Specyficzny jest natomiast wygląd, a także sposób działania niektórych przedmiotów i broni. Z pewnością w wielu graczach ta mechanika spowoduje silne uczucie niepokoju.

Temat samych przeciwników został już opracowany całkiem ciekawie. Walki lepiej jest unikać, ale nie sposób całkowicie wyminąć wszystkich potworów. Interesujące jest, że są one dość obojętne względem gracza. Problem stanowią jedynie ich wahania nastrojów. W zależności od swojego humoru (który ciężko jest ocenić) mogą zignorować bohatera albo rzucić mu się do gardła. Taka mechanika sprawia, że gracz utrzymany jest w ciągłym napięciu i musi uważać na każdym kroku.

Znaczna część gry opiera się jednak na eksploracji mapy i rozwiązywaniu zagadek środowiskowych. Nie są one specjalnie trudne, ale nie należą również do najłatwiejszych. Można powiedzieć, że są rozsądnie zbalansowane. Ciężko jest powiedzieć o nich coś, co nie będzie stanowiło zbyt silnego spoilera. Warto wziąć jednak pod uwagę dwie rzeczy:

  • rozwiązanie zagadek daje graczowi ogromną satysfakcję
  • pominięcie (celowe lub nie) dowolnej zagadki lub elementu środowiska znacząco wpływa na dalszy przebieg rozgrywki

W miarę dokonywania kolejnych postępów w grze postać będzie się rozwijać. Oznacza to głównie zdobywanie nowych umiejętności, które można wykorzystać na różne sposoby w wielu momentach gry.

Oryginalne doświadczenie

Gra „Scorn” potrafi wprawić w zachwyt i obrzydzenie jednocześnie. Oprawa graficzna z pewnością zasługuje na uwagę i uznanie. Została dopracowana w najmniejszych szczegółach i wygląda tak, jakby Giger czy Beksiński sam pracował nad wizualizacją świata przedstawionego.

Specyficzny klimat, mało typowej akcji, silne uczucie niepokoju, mieszane odczucia względem potworów i budząca się świadomość gracza odnośnie lokalizacji i historii postaci sprawia, że producent Ebb Software zdołał osiągnąć swój cel. „Scorn” jest grą wyjątkową, która przemówi do niewielu graczy, ale zawsze będzie niezapomnianym i dającym do myślenia doświadczeniem.

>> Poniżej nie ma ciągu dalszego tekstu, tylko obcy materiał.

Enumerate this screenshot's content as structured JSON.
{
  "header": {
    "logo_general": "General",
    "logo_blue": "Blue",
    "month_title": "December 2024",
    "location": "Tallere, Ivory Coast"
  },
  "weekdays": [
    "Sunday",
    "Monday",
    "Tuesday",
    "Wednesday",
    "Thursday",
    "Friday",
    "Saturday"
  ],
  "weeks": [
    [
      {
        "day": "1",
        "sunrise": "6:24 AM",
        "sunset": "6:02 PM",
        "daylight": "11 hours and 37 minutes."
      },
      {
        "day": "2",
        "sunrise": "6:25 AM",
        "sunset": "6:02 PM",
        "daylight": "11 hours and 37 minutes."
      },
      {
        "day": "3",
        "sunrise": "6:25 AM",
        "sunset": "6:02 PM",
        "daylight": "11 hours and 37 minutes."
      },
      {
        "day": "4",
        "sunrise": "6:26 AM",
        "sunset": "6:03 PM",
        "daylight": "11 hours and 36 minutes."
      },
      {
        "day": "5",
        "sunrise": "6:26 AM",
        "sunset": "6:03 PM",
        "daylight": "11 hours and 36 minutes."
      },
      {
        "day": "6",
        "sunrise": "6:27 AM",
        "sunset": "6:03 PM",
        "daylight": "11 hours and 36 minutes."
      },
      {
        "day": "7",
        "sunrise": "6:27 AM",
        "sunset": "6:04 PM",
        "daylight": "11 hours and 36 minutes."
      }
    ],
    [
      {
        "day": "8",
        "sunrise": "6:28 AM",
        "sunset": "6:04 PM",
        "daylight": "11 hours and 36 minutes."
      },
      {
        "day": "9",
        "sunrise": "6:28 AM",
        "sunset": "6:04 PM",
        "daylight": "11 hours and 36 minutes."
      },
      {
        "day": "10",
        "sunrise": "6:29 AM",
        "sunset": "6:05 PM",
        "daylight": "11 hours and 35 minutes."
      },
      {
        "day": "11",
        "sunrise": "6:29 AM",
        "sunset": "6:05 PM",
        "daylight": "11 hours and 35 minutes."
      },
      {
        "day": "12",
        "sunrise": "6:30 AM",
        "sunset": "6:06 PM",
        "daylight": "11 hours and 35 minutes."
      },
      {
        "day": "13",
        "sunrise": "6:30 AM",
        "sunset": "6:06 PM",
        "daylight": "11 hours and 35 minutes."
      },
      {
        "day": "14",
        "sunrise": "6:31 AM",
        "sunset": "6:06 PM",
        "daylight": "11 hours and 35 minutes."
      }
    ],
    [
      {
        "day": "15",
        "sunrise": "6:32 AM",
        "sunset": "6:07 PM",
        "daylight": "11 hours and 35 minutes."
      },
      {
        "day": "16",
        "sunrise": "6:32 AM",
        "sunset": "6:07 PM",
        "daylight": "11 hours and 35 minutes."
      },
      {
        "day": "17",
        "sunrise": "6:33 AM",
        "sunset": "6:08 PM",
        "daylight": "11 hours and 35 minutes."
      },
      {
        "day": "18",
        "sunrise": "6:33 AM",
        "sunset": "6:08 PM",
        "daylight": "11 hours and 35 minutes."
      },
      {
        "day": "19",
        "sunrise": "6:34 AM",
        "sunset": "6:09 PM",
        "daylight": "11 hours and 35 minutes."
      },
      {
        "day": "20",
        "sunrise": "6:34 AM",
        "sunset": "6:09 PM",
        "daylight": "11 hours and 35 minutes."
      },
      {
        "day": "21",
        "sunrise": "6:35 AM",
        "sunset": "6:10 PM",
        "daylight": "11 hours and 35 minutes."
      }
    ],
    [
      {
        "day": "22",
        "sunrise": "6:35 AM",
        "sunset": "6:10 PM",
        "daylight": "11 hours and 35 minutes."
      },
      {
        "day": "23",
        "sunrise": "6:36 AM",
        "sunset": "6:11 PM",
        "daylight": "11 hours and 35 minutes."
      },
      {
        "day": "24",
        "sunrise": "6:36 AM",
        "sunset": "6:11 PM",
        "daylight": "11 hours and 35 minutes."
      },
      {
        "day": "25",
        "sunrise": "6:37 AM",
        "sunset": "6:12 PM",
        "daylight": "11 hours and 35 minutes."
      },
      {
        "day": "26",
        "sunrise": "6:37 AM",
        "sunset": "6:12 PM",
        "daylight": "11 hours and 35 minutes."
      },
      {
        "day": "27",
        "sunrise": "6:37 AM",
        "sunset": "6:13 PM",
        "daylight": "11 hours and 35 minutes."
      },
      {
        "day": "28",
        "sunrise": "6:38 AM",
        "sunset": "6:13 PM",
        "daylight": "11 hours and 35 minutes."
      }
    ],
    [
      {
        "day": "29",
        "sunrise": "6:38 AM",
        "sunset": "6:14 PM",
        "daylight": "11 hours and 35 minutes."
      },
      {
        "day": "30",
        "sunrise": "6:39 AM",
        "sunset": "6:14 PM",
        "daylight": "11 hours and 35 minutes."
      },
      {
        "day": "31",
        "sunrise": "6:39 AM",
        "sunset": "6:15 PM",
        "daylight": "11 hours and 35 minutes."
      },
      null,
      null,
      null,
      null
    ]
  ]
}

Zagadki środowiskowe, pomysł, grafika i wiele rozwiązań stoją na naprawdę najwyższym poziomie. Problemem natomiast może być dla niektórych pewnego rodzaju monotonia lokacji, choć z pewnością taki właśnie był zamysł twórców. Szczególnie biorąc pod uwagę treść historii opowiedzianej obrazami. Niestety wrażenia płynące z gry psuje również system walki. Jest to jedna z nielicznych gier, gdzie całkowite wyrzucenie broni z gry zadziałałoby na jej korzyść.

Ocenienie gry „Scorn” jest dość trudne, ponieważ każdy gracz będzie miał zupełnie odmienne doświadczenia i spostrzeżenia. Mimo to gra zasługuje na ocenę 7/10, biorąc pod uwagę specyficzną tematykę, interesujące rozwiązania mechaniczne i tragiczny system walki.